LA feds are having a hard time getting indictments

If only every city in America could pull together the way Los Angeles has. Not only have they banded together to harass ICE, but they are also refusing to return indictments against protestors.

To bystanders at the federal courthouse in downtown Los Angeles, it sounded as though U.S. Atty. Bill Essayli would not take no for an answer.

A prosecutor had the irate Trump administration appointee on speakerphone outside the grand jury room, and his screaming was audible, according to three law enforcement officials aware of the encounter who spoke on condition of anonymity for fear of reprisals.

The grand jury had just refused to indict someone accused of attacking federal law enforcement officers during protests against the recent immigration raids throughout Southern California, two of the federal officials said.

The old axiom “you can indict a ham sandwich” is true. Prosecutors nearly always get indictments from grand juries, and, when they don’t, it’s usually by design — for example, when a grand jury didn’t return an indictment against the police who killed Breonna Taylor. Prosecutors not getting indictments when they want them is exceedingly rare.

Although [Essayli’s] office filed felony cases against at least 38 people for alleged misconduct that either took place during last month’s protests or near the sites of immigration raids, many have been dismissed or reduced to misdemeanor charges.

In total, he has secured only seven indictments, which usually need to be obtained no later than 21 days after the filing of a criminal complaint. Three other cases have been resolved via plea deal, records show.

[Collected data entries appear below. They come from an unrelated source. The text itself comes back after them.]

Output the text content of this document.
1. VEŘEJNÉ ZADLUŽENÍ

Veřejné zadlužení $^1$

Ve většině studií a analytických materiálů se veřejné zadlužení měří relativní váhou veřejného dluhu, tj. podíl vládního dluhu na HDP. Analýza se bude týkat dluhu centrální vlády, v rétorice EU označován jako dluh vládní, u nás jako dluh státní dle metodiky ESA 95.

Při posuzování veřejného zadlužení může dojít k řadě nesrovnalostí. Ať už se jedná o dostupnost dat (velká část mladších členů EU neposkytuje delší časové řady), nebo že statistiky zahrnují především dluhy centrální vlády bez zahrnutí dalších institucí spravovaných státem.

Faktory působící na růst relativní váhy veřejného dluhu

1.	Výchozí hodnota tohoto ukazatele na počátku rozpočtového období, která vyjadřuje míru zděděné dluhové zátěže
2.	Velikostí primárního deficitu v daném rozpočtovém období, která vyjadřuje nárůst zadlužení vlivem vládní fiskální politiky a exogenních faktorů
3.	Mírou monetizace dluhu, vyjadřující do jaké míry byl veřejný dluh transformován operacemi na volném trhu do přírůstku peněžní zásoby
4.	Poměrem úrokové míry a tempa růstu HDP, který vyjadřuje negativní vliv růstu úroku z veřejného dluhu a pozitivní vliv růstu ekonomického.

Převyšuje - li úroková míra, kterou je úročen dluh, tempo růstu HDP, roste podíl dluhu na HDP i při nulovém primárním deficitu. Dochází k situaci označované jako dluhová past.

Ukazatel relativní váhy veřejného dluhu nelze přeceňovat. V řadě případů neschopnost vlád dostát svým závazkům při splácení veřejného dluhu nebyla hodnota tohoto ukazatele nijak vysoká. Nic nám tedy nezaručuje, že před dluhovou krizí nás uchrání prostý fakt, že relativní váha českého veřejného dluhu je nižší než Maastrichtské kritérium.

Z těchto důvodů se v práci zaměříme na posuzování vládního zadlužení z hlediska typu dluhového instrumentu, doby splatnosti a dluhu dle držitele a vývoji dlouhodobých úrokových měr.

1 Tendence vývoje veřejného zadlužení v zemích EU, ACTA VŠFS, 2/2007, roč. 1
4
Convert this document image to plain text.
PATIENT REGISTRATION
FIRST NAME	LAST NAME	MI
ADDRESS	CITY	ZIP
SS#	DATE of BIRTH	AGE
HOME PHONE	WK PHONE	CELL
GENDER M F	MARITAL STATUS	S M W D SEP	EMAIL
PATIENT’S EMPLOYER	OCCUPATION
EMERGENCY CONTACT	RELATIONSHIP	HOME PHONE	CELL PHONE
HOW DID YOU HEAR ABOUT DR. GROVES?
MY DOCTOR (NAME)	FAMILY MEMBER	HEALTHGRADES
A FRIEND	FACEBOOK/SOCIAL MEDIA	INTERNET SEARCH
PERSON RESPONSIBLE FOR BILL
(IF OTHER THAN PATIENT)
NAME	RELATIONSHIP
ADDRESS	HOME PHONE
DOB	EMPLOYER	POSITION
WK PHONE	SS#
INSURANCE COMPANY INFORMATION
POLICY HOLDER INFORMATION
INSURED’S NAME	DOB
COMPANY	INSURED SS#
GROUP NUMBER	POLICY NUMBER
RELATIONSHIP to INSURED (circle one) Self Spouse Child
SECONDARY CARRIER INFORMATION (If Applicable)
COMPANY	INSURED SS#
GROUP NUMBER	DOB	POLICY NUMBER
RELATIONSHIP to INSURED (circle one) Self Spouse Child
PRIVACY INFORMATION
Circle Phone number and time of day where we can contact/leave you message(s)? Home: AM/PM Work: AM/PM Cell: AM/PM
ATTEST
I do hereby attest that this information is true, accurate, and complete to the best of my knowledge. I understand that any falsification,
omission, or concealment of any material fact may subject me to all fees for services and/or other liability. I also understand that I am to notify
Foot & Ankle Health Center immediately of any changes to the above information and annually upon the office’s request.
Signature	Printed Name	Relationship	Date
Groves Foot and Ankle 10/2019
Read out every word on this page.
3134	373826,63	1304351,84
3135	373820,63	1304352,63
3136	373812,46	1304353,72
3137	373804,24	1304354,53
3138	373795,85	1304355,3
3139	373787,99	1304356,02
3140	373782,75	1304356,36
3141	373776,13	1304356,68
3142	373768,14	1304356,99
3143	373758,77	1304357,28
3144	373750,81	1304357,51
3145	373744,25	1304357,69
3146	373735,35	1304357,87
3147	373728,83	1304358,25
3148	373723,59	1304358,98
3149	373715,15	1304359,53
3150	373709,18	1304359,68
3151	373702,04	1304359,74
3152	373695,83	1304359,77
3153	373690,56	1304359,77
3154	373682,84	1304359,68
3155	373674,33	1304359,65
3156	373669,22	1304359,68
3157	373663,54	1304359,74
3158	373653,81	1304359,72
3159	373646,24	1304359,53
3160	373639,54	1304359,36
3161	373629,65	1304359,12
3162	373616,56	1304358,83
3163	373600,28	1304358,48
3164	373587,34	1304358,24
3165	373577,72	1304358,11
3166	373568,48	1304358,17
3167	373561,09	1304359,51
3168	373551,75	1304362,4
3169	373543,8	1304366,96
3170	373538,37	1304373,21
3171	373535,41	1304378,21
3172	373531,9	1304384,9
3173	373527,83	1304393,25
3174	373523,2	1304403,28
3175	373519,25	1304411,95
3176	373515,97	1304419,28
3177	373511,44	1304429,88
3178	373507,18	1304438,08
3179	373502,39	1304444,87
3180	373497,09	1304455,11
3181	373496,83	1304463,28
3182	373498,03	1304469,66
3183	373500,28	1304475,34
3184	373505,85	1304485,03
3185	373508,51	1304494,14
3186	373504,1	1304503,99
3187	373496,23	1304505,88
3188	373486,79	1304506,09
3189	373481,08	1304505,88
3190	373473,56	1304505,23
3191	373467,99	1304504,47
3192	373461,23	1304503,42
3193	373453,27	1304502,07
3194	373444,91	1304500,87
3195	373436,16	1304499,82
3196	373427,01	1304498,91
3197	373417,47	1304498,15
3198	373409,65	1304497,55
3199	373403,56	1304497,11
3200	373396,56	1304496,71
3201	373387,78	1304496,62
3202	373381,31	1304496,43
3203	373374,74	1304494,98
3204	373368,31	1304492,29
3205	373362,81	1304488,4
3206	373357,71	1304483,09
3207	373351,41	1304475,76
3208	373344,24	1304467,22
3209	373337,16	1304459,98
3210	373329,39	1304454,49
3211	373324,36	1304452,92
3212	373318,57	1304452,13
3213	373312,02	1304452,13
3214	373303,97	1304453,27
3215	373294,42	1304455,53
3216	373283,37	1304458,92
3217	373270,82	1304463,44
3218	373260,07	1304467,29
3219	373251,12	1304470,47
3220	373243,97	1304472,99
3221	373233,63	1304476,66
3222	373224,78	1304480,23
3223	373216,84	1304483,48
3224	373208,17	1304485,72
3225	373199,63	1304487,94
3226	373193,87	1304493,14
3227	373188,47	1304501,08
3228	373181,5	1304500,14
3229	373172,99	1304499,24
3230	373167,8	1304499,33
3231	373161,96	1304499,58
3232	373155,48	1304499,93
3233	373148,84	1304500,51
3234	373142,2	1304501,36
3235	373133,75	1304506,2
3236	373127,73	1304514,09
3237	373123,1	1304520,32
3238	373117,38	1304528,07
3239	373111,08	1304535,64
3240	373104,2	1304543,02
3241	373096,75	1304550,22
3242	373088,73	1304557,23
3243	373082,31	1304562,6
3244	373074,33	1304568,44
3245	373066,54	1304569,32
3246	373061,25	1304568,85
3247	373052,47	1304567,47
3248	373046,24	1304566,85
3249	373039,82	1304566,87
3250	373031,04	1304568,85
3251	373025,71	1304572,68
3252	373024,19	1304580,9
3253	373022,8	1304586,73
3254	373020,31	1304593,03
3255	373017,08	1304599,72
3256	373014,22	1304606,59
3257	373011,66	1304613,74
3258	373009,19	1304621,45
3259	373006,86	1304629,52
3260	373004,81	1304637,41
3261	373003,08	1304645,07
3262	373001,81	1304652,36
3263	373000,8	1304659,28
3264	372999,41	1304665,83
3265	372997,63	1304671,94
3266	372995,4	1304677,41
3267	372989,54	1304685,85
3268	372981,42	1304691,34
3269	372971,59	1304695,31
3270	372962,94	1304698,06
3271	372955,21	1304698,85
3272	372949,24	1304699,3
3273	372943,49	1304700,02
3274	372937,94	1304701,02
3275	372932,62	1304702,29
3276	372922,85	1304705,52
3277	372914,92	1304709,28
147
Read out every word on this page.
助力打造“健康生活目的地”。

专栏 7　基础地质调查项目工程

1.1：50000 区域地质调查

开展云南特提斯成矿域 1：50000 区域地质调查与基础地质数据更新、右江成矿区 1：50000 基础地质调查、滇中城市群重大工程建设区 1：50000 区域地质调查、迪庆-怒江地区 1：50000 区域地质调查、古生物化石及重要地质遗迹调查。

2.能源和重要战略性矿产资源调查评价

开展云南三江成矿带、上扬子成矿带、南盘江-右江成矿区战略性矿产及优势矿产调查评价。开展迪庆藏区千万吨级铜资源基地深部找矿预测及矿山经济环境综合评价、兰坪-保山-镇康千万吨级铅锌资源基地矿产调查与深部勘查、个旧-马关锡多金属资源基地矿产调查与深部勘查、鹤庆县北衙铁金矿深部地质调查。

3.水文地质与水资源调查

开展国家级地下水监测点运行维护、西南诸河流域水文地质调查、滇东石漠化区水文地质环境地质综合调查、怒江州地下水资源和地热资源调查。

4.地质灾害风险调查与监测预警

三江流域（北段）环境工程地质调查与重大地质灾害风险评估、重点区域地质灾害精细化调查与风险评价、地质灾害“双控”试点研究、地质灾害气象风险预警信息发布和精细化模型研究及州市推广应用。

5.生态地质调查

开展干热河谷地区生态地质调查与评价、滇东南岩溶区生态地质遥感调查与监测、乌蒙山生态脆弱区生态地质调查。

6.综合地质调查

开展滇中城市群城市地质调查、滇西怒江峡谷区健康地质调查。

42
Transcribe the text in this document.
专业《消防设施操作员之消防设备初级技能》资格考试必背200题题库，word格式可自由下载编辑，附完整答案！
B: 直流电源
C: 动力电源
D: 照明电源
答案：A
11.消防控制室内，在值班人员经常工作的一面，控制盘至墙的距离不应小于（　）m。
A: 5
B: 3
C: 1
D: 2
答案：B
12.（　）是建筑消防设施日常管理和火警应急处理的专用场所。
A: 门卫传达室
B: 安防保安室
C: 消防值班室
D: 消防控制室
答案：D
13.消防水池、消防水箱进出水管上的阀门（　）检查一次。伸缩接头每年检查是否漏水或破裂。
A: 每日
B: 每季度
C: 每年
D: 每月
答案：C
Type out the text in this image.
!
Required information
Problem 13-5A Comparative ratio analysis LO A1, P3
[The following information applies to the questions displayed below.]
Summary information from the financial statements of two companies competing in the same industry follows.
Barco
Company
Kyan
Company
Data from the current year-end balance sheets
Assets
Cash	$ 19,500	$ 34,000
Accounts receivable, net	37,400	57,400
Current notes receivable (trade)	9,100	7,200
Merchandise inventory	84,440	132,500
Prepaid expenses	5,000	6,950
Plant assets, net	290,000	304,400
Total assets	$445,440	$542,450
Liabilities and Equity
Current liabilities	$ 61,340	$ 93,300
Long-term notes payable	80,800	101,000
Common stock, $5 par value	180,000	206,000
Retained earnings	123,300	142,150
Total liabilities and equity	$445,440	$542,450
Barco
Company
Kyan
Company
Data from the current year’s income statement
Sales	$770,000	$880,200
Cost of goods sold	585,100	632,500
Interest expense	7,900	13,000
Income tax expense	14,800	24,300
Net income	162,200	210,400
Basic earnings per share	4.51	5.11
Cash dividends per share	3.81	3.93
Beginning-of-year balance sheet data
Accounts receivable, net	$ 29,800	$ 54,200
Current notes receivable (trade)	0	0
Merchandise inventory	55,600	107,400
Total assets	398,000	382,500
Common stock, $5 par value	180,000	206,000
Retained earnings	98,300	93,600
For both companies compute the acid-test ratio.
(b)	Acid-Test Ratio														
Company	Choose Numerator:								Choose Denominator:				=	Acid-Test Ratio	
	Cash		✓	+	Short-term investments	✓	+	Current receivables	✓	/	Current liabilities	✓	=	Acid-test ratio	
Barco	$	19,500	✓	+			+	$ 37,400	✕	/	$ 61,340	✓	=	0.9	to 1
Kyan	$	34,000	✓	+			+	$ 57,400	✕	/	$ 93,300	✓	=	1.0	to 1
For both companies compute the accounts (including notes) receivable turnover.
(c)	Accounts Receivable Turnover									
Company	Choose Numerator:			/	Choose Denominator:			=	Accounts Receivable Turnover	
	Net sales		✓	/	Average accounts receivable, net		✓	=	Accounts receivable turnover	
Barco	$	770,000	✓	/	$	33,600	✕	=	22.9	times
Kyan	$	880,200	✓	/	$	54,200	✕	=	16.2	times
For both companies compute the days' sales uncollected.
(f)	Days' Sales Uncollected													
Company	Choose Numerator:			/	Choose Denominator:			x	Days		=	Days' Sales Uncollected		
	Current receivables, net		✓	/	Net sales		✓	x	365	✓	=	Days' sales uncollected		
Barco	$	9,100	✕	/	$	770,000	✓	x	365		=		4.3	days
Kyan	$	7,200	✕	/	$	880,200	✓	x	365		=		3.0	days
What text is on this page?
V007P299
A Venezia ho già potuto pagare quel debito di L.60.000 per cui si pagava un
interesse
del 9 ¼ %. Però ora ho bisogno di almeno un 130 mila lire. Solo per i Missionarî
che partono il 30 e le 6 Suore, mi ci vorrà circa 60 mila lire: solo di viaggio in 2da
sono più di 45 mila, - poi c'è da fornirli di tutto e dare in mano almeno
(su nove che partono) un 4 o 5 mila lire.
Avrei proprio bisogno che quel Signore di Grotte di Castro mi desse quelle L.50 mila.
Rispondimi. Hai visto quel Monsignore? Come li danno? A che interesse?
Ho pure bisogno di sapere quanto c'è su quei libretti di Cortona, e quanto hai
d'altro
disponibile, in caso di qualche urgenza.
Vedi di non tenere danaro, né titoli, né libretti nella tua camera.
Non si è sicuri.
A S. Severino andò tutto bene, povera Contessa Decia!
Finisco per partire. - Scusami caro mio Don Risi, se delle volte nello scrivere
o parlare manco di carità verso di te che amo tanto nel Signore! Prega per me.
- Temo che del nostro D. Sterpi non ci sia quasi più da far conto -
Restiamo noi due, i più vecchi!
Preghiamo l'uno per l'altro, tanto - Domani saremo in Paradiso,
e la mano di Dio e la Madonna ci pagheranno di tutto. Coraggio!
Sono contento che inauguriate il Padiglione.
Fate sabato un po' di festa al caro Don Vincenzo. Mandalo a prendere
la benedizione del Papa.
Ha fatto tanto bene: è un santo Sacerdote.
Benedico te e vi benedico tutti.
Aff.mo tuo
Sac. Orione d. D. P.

Keep in mind, grand juries only have to find probable cause that a crime took place, they don’t get anywhere near the reasonable doubt standard of a criminal trial. Most of the evidence in a grand trial comes from testimony by police or other law enforcement, so juries are flat-out refusing to believe what cops are telling them. And with good reason.

(Attorney Meghan) Blanco represents Jose Mojica, who was accused of pushing a federal officer in Paramount on June 7.

According to an investigation summary of the incident reviewed by The Times, a U.S. Border Patrol officer claimed a man was screaming in his face that he was going to “shoot him,” then punched him. The officer said he and other agents started chasing the man, but were “stopped by two other males,” later identified as Mojica and Bryan Ramos-Brito.

Blanco said she obtained social media videos showing no such chase took place and presented them at Mojica’s first court appearance. The charges were soon dropped.

“The agent lied and said he was in hot pursuit of a person who punched him,” Blanco said. “The entirety of the affidavit is false.”

Anyone who has been a public defender can tell you that cops do this kind of thing all the time, believing their word is unassailable. Good on the LA grand juries for seeing through the subterfuge.

God, I love LA.

The High Note

Each Day, I do my best to leave you with a smile on your face, a song in your heart, and the will to fight another day.

Please enjoy this group of kids playing “Crazy Train” for Ozzy on xylophones.

Survive and advance out there today. Don’t let the bastards get you down. And have a great weekend!